The Cultural Cetacean
New studies support the contentious idea that, like humans, whales and dolphins can learn and pass on local customs
EAVESDROPPING on killer whales isn’t easy. In the field, biologist Harald Yurk of the University of British Columbia faces the same challenges as does a hard-boiled private eye tailing a suspect in a detective novel. The difference is that Yurk tracks his subjects from a boat rather than a Buick, wearing rubberized rain gear instead of a trench coat. "It’s usually raining," he says, "and I often sit and wait for hours before I hear whales on the hydrophone."
It’s all worth it to get the goods on these talkative whales. Along the Alaskan and British Columbian coasts, pods of resident orcas call in patterns so distinctive that Yurk and his colleagues can tell instantly by sound which group of whales they are hearing. Orca dialects are as different from each other as Oxbridge English and Texas drawl.

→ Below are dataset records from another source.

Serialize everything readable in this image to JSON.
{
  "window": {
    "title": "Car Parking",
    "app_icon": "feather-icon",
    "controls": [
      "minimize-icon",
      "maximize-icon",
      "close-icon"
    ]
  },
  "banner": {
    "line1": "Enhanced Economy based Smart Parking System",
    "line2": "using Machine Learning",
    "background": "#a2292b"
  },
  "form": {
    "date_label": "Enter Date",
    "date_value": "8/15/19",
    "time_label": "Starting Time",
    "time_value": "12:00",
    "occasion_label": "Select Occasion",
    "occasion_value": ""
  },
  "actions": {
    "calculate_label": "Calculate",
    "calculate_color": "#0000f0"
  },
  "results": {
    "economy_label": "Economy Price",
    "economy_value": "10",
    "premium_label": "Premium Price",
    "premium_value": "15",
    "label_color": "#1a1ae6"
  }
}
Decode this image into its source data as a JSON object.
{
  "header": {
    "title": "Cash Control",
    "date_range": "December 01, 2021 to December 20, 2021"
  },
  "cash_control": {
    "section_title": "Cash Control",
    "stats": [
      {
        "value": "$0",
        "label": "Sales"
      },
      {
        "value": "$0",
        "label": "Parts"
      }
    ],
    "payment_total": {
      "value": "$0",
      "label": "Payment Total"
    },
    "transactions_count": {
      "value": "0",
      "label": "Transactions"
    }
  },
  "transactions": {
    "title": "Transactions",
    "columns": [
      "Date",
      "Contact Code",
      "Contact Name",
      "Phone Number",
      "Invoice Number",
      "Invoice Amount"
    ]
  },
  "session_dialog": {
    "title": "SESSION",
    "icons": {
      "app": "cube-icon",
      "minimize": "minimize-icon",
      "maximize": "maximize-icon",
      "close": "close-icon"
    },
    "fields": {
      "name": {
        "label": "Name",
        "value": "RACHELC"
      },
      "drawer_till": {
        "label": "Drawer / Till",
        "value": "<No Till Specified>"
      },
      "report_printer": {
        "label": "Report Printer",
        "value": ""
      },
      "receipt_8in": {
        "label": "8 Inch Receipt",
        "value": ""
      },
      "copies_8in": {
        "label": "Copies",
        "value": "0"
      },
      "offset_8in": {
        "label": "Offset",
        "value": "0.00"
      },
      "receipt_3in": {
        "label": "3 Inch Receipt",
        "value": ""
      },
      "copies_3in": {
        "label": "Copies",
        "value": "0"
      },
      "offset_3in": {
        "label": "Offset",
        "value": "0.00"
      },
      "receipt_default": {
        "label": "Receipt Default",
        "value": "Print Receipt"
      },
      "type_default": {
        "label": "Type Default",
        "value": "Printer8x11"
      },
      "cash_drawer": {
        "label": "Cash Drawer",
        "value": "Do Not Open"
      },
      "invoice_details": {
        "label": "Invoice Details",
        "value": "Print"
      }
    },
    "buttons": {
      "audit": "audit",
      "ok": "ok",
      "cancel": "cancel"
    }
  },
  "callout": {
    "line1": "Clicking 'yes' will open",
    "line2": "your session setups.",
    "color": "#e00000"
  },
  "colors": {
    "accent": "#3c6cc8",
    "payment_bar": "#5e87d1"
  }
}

Yurk is among a growing number of researchers who believe such findings are evidence that whales and dolphins are cultural creatures, even if they don’t attend opera like people do. Wild cetaceans seem to teach each other everything from new songs to creative hunting and defense strategies. These traditions are passed from generation to generation, and new customs can be invented and spread quickly through a population. In human societies, such practices are considered culture.
Photo: © BRANDON D. COLE
SLAP ATTACK: In the Gulf of Maine, a humpback whale slaps the water with its tail while feeding, a behavior, called lobtailing, unique to this group of whales that may stun fish and krill below the surface.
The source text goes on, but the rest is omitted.